Scientific classification
- Kingdom: Plantae
- Clade: Tracheophytes
- Clade: Angiosperms
- Clade: Eudicots
- Clade: Rosids
- Order: Sapindales
- Family: Rutaceae
- Genus: Boronia
- Species: B. anceps
- Binomial name: Boronia anceps Paul G.Wilson

= Boronia anceps =

- Authority: Paul G.Wilson
- Conservation status: P3

Species of flowering plant

Boronia anceps is a plant in the citrus family, Rutaceae and is endemic to a small area in the south-west of Western Australia. It is a perennial herb with small leaves and pink, four-petalled flowers.

==Description==
Boronia anceps is a perennial herb that grows to a height of 60 cm, has flattened stems and lacks a lignotuber. Its leaves are narrow egg-shaped to narrow oblong about 20 mm long although those near the top are very reduced. The flowers are pink or pinkish purple and are borne in a cyme on the tip of the stems. The groups of flowers are on a thin peduncle up to 60 mm long, each flower on a thin pedicel 5-10 mm long. The four sepals are dark red, narrow triangular to broadly egg-shaped and 2-4 mm long. The four petals are broadly egg-shaped and about 8 mm long with their bases overlapping. The style and stigma are continuous. Flowering occurs from September to December or January.

==Taxonomy and naming==
Boronia anceps was first formally described in 1998 by Paul G. Wilson and the description was published in Nuytsia from a specimen collected near a crossing on the Scott River near Augusta. The specific epithet (anceps) is a Latin word meaning "two-sided", referring to the shape of the stem.
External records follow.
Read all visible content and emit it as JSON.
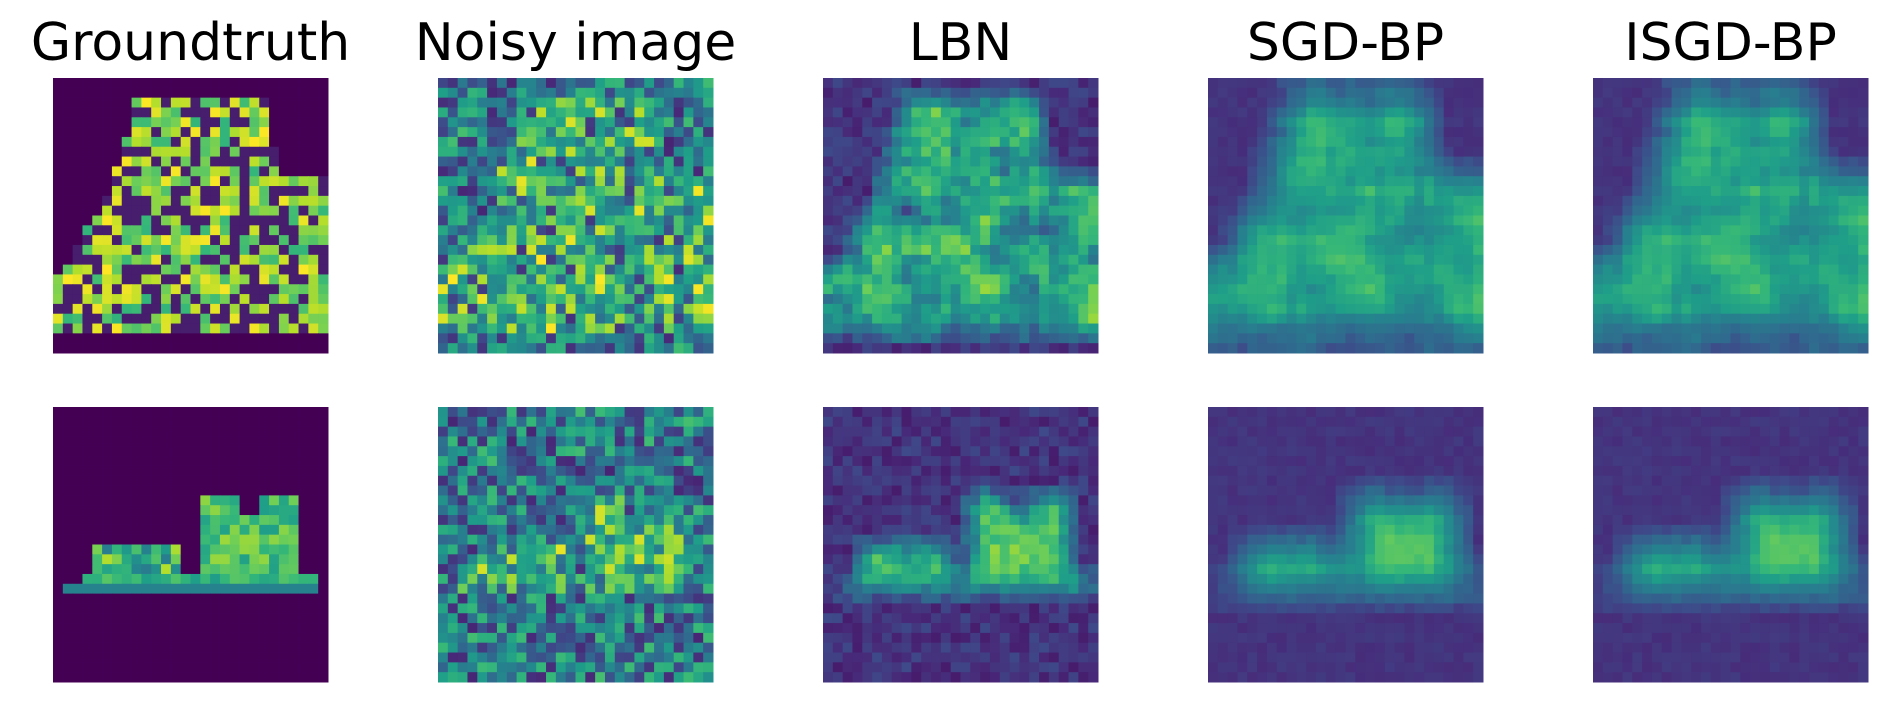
{
  "titles": [
    "Groundtruth",
    "Noisy image",
    "LBN",
    "SGD-BP",
    "ISGD-BP"
  ]
}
== Distribution and habitat==
This boronia grows in seasonally swampy heath and is only known from between the Scott River and Walpole.

==Conservation==
Boronia anceps is classified as "Priority Two" by the Government of Western Australia Department of Parks and Wildlife meaning that it is poorly known and known from only a few locations but is not under imminent threat.